For its part, come 2013, DC could still exploit the Superman projects it’s already made, but under the Copyright Act, the company could not create new “derivative” works based on Action Comics No. 1 and other properties held by the heirs. Presumably, more sequels would mean more legal land mines.
This is where things get a bit bizarre.
In a recent article published in the Columbia Journal of the Law & the Arts, Anthony Cheng writes that 7th Circuit Court of Appeals Judge Richard Posner’s decision in Neil Gaiman’s suit against Todd McFarlane “could provide the rationale for both parties to continue legally exploiting” Superman. Posner determined that Gaiman’s “Medieval Spawn” was “sufficiently distinct” to justify a separate character copyright from the original Spawn.
Along this line of reasoning, one way to settle the Superman dispute would be to “split the character in two — a 1938 Superman and a Modern Superman — and allow both sides to create new works based on their versions,” Cheng writes.
Moreover, because both sides would independently be exploiting their respective versions of the Man of Steel, they wouldn’t have to go through the tricky work of accounting for each others’ profits. They’d own what they own. One downside, though, Cheng writes, is that DC would have the more valuable version of the character, given the length of time it has been transforming Man of Steel projects into popular culture.
The other, more obvious, option is that all parties come together. But that’s no easy feat. The heirs’ attorney, Marc Toberoff, is appealing Larson’s decision to the 9th Circuit to get a more definitive ruling on who owns what, while DC is proceeding with its suit against Toberoff, charging that he has poisoned their relationship with the Siegels and Shusters.
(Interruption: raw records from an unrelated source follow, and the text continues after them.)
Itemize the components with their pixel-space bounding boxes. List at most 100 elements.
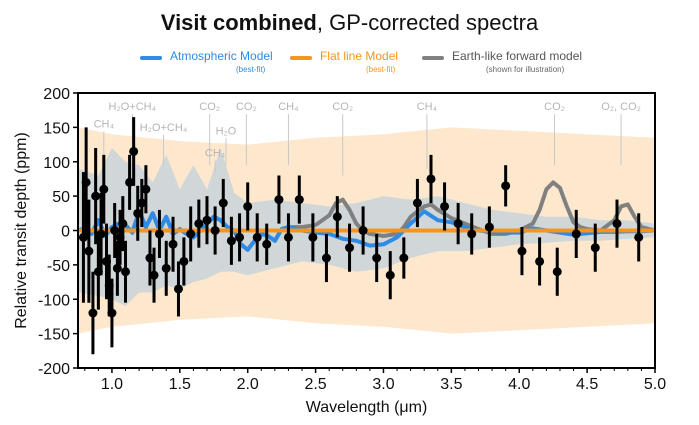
data-point [453,219,463,229]
x-tick-label: 4.0 [508,376,530,393]
legend-label-atmospheric: Atmospheric Model [170,49,273,63]
x-tick-label: 2.5 [304,376,326,393]
data-point [129,146,139,156]
data-point [358,226,368,235]
legend-label-earth: Earth-like forward model [452,49,583,63]
annotation-label-11: O₂, CO₂ [601,101,641,113]
y-tick-label: 0 [61,224,70,241]
data-point [385,270,395,280]
data-point [88,308,98,318]
data-point [243,201,253,211]
data-point [399,253,409,263]
x-tick-label: 5.0 [644,376,666,393]
data-point [571,229,581,239]
legend: Atmospheric Model (best-fit) Flat line M… [140,48,660,80]
chart-title: Visit combined, GP-corrected spectra [0,10,699,36]
y-tick-label: -200 [38,361,70,378]
data-point [501,181,511,191]
x-tick-label: 1.0 [101,376,123,393]
x-tick-label: 2.0 [237,376,259,393]
legend-sub-atmospheric: (best-fit) [236,65,266,74]
data-point [484,222,494,232]
data-point [218,198,228,208]
title-bold: Visit combined [160,10,317,35]
data-point [372,253,382,263]
y-tick-label: 50 [52,189,70,206]
data-point [321,253,331,263]
data-point [262,239,272,249]
y-tick-label: -150 [38,327,70,344]
data-point [173,284,183,294]
annotation-label-5: H₂O [216,125,237,137]
legend-sub-flat: (best-fit) [366,65,396,74]
data-point [154,229,164,239]
data-point [110,226,120,235]
data-point [137,198,147,208]
x-tick-label: 1.5 [169,376,191,393]
data-point [125,177,135,187]
x-tick-label: 4.5 [576,376,598,393]
data-point [226,236,236,246]
annotation-label-8: CO₂ [332,101,353,113]
data-point [202,215,212,225]
annotation-label-10: CO₂ [544,101,565,113]
data-point [133,208,143,218]
data-point [81,177,91,187]
legend-swatch-earth [422,56,444,60]
data-point [590,243,600,253]
data-point [294,195,304,205]
y-tick-label: -100 [38,292,70,309]
x-tick-label: 3.0 [372,376,394,393]
data-point [121,267,131,277]
data-point [161,263,171,273]
annotation-label-0: CH₄ [94,118,115,130]
legend-label-flat: Flat line Model [320,49,399,63]
data-point [283,232,293,242]
data-point [107,308,117,318]
annotation-label-6: CH₄ [205,147,226,159]
data-point [186,229,196,239]
data-point [118,219,128,229]
annotation-label-4: CO₂ [236,101,257,113]
y-axis-label: Relative transit depth (ppm) [13,132,30,329]
data-point [252,232,262,242]
annotation-label-3: CO₂ [199,101,220,113]
legend-sub-earth: (shown for illustration) [486,65,565,74]
y-tick-label: 200 [43,86,70,103]
title-rest: , GP-corrected spectra [316,10,539,35]
data-point [235,232,245,242]
data-point [99,184,109,194]
data-point [168,239,178,249]
data-point [194,219,204,229]
data-point [535,256,545,266]
data-point [91,191,101,201]
data-point [634,232,644,242]
data-point [552,267,562,277]
x-tick-label: 3.5 [440,376,462,393]
x-axis-label: Wavelength (μm) [306,399,428,416]
annotation-label-2: H₂O+CH₄ [140,122,188,134]
data-point [426,174,436,184]
data-point [308,232,318,242]
data-point [345,243,355,253]
legend-swatch-atmospheric [140,56,162,60]
data-point [467,229,477,239]
y-tick-label: 150 [43,120,70,137]
data-point [84,246,94,256]
y-tick-label: 100 [43,155,70,172]
annotation-label-7: CH₄ [278,101,299,113]
data-point [96,229,106,239]
data-point [112,263,122,273]
data-point [210,226,220,235]
data-point [149,270,159,280]
data-point [141,184,151,194]
annotation-label-1: H₂O+CH₄ [109,101,157,113]
data-point [440,201,450,211]
data-point [612,219,622,229]
y-tick-label: -50 [47,258,70,275]
data-point [412,198,422,208]
data-point [332,212,342,222]
data-point [179,256,189,266]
Amid all the acrimony, it’s easy to forget the original intent of the “rights termination” clause of the Copyright Act: to give authors another opportunity to share in the rewards of their creations, not to parcel them out in bits and pieces.
Larson’s point wasn’t to parcel out the rights but to compel everyone to come to the same table for potentially mutual benefit. As he wrote in one ruling, Superman is an “aggregate whole,” not “a red cape here, a particular villain there.”